Cosa distinta es si los Clinton recibieron pago por algún indulto: este es la causa de indignación en Estados Unidos. O si la institución del perdón presidencial, vieja de 1776, merece o no el horror internacional. Pero aquí damos con el punto de la “doble moral”.

2. Mejor dicho, de la moral maniquea. Según la cual el bien y el mal no admiten gradación. Así piensan los talibanes, así piensan los calvinistas y así —sorpréndase usted— pensamos los colombianos. Este fue nuestro raciocinio: “Si Clinton perdonó a un narco, no hay porqué perseguir a ningún narco”. Nadie se tomó el trabajo de preguntar si los indultados eran expendedores de barrio, auxiliadores, o grandes capos, si sus condenas habían sido injustas, o cuántos años llevaban en la cárcel. “Narco es narco”, decimos, de modo que las mulas y los raspachines —pero también los capos y el ex del 8.000— merecían el mismo trato que los 18 indultados.

3. Nadie notó tampoco que Colombia vive perdonando a narcodelincuentes. No me refiero sólo a la famosa “política de sometimiento a la justicia”, a la supuesta “cárcel” de La Catedral, ni al supuesto juicio ante el Congreso. Me refiero además a la “ley del sapo” (usada, entre otras, por el general Serrano) y único caso en el mundo donde la delación vale sin necesidad de entregarse a las autoridades.

4. Aunque sin ese detalle, la “ley del sapo” también existe en Estados Unidos. Y es porque allá opera otra forma de la “doble moral”: la moral del calvinismo en ciertos contextos, la moral del pragmatismo en otros contextos. En materia de droga dominó el calvinismo: por eso la intransigencia y el enfoque de “guerra”. La delación, en cambio, es pragmática: perdonar al pez chico para atrapar al pez grande.

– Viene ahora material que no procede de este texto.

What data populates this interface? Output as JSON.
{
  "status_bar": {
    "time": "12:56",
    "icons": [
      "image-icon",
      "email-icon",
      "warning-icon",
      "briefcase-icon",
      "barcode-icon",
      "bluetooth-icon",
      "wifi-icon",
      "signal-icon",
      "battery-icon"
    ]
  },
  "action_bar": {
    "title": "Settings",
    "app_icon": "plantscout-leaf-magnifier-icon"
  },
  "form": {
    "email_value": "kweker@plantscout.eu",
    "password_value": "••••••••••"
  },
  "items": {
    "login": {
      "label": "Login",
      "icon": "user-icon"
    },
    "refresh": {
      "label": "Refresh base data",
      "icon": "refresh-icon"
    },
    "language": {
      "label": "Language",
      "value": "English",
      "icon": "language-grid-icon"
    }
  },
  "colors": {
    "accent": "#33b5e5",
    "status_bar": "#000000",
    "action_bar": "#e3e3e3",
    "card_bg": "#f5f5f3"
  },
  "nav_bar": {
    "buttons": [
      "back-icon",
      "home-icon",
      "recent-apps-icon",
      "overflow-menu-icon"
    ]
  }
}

El pragmatismo aconseja no encarcelar a los simples usuarios de la droga: es un desgaste inútil —y además, contraproducente—. Pero el calvinismo insiste en que el mal es el mal. De aquí nacen la tensión y la asimetría fundamental de la política antinarco: el consumidor puede ser considerado una víctima, pero los productores y distribuidores siempre serán criminales. Es sencillo: una cosa es ser adicto y otra es lucrarse de la adicción ajena.

5. Porque la “indignación” no nos deja ver esas sutilezas de la ética y de la historia, los colombianos creemos que la legalización resolvería el problema. De aquí las esperanzas y las columnas dedicadas a decir que los indultos de Clinton, Traffic, o las palabras del nuevo secretario de Defensa ante el Senado, anuncian un cambio “de fondo” y en beneficio de Colombia.

Estamos equivocados. Primero, porque la “legalización” no es sino otra cara del maniqueísmo: “Es malo que el Estado interfiera en decisiones personales”. Y segundo, porque una eventual “legalización” en Estados Unidos cobijaría el consumo pero no la producción —y Colombia seguiría en la olla—.

6. No agarramos, pues, ninguna. Ni siquiera nos pillamos que la “doble moral” más deplorable puede ser la de un país que invierte tantas vidas, tantos recursos y tantas leyes en una guerra que ni le convence ni siente que sea suya.